I went in with Squad 288, who was at the top of the stairs. They said they had a half tank left in their SCBA (self-contained breathing apparatus). Rescue 4 called for a line as they had some fire extension on the first floor. Engine 312 stretched a line into the store. Captain Brian Hickey of Rescue 4 asked Mike Milner of Rescue 4 if he needed a line on the second floor. He said no. I called the 45 Battalion and asked how they were doing. They said there was a problem with the door. I said if you can’t make it, we’ll try from here. The third time I asked, the 45 said we’re in, but there is another door. They used the Rabbit tool and then a Hurst tool. They were able to only open the outside door 15 inches. Engine 262 was going to advance, but the 45 said do not enter until the entire door is open.

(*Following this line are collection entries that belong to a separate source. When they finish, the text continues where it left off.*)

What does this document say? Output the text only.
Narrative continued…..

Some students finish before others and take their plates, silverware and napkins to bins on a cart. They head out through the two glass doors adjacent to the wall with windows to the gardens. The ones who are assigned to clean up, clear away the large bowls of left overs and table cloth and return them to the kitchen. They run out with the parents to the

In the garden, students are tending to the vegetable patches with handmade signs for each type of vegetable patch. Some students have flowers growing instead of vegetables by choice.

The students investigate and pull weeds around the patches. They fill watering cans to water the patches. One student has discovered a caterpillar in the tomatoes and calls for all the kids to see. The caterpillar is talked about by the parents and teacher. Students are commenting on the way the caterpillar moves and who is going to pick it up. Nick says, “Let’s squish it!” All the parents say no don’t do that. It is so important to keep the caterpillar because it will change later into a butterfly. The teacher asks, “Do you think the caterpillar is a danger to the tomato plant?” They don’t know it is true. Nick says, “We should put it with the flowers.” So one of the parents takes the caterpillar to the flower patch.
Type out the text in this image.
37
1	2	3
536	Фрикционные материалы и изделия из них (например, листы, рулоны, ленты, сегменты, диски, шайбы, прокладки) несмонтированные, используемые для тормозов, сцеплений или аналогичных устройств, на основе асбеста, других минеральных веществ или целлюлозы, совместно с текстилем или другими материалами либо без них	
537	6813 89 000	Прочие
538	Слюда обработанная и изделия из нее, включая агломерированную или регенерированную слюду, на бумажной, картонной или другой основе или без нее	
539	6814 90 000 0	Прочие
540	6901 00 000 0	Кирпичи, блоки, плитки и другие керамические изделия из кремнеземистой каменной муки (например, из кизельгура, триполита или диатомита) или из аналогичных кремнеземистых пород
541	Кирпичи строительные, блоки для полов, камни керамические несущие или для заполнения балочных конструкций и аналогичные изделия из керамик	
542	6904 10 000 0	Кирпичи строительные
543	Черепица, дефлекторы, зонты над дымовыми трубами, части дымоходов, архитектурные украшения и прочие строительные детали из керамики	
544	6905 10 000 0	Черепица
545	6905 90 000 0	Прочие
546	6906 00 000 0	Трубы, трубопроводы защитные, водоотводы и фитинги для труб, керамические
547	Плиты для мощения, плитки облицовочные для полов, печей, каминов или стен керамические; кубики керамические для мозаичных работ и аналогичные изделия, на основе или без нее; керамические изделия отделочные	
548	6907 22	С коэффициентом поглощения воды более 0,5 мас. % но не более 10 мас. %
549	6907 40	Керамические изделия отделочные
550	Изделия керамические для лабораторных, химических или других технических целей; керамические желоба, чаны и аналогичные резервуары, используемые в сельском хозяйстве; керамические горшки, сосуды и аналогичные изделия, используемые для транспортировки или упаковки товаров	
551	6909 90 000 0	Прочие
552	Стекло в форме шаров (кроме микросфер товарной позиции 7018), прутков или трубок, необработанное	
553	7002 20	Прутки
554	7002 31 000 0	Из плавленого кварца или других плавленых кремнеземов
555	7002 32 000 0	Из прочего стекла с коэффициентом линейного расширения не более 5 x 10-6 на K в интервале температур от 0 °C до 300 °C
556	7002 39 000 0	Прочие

I went outside to check on Engine 312. It was getting pretty bad inside the store when Battalion Chief John Moran of the same battalion arrived. He was detailed to the Special Operations Command. I was talking to him for about 30 seconds. A member of Ladder 163 got a saw to cut the hinge on the rear exterior door. The officer of Ladder 163 slipped inside and was halfway in and halfway out when the building exploded. The explosion blew me, Chief Moran and Engine 312 into the street. The 49 Battalion aide, who was at the corner of exposure 1 and 2, was knocked into the corner. The 14th Division aide reported to the Queens dispatcher to transmit a second alarm and that there had been an explosion. Deputy Chief Arty Messbauer of the 14th Division, who had just arrived seconds earlier, walked back to the car and had the aide request a fourth alarm.